I really thought he was a troll that followed you from another page until I saw the last name, which is when I PM'ed you. If that's what he considers humor, well…
Thing is, I can hear his voice saying this stuff, and it isn't without what passes for affection in our family. Twenty years ago.
My thought when he said he didn't like me was "he's missing out, I'm eminently likeable."
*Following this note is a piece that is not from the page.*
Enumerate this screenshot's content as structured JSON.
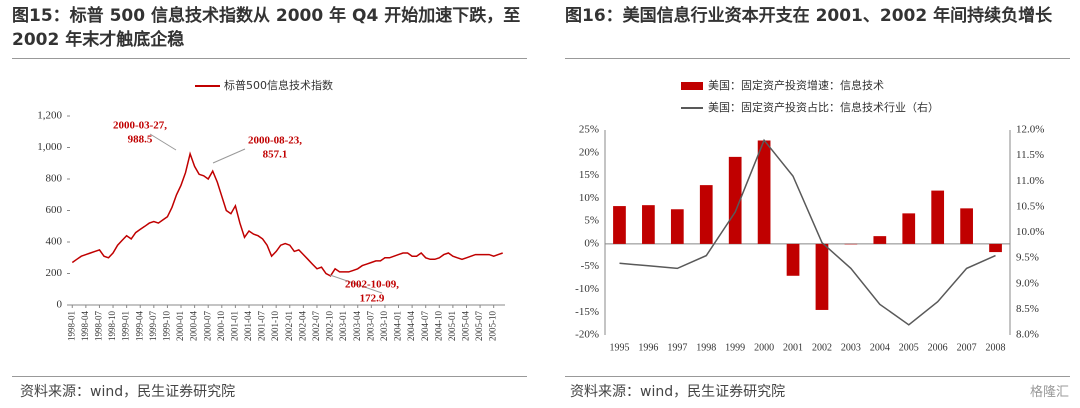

One of the things I didn't say that I discarded right along with "he's my brother, he's allowed to talk to me like that" was "she's my friend and she's as fierce as Diana, and if I have to choose, I will choose her". I'm sorry, I have not yet mastered how to navigate these waters. I am out of my depth.
If that guy doesn't like you... You must be awesome!
Andi is a Wonder Woman to me. I've often felt therapiized by her wise words, even when she is not talking to me.
Once upon a time, our friend Ginger did a Facebook intervention for me that was a lot like this one.
She calmly posted a reasonable question, the comment was immediately deleted, and the air in Virginia turned pretty colors with the ranting about my rude friends.
I never came here and thanked her for standing up for me. I was too embarassed. So II will say it anyway in the presence of her friends... Thank you very much. What you did meant the world to me.
Funny how family take it as such a right to treat us like dirt that anyone advocating for us is the bad guy.
Thank you, beloveds. Thank you for your support when I doubt myself. Thank you for showing me when I deserve better than what I or my relatives give me. Thank you for understanding my frailty.
Maybe I'm not weak and too oversensitive.
Nope, nope, nope. You're not.
You're a wonderful, insightful, funny person, and I'm incredibly glad that I get to read your words.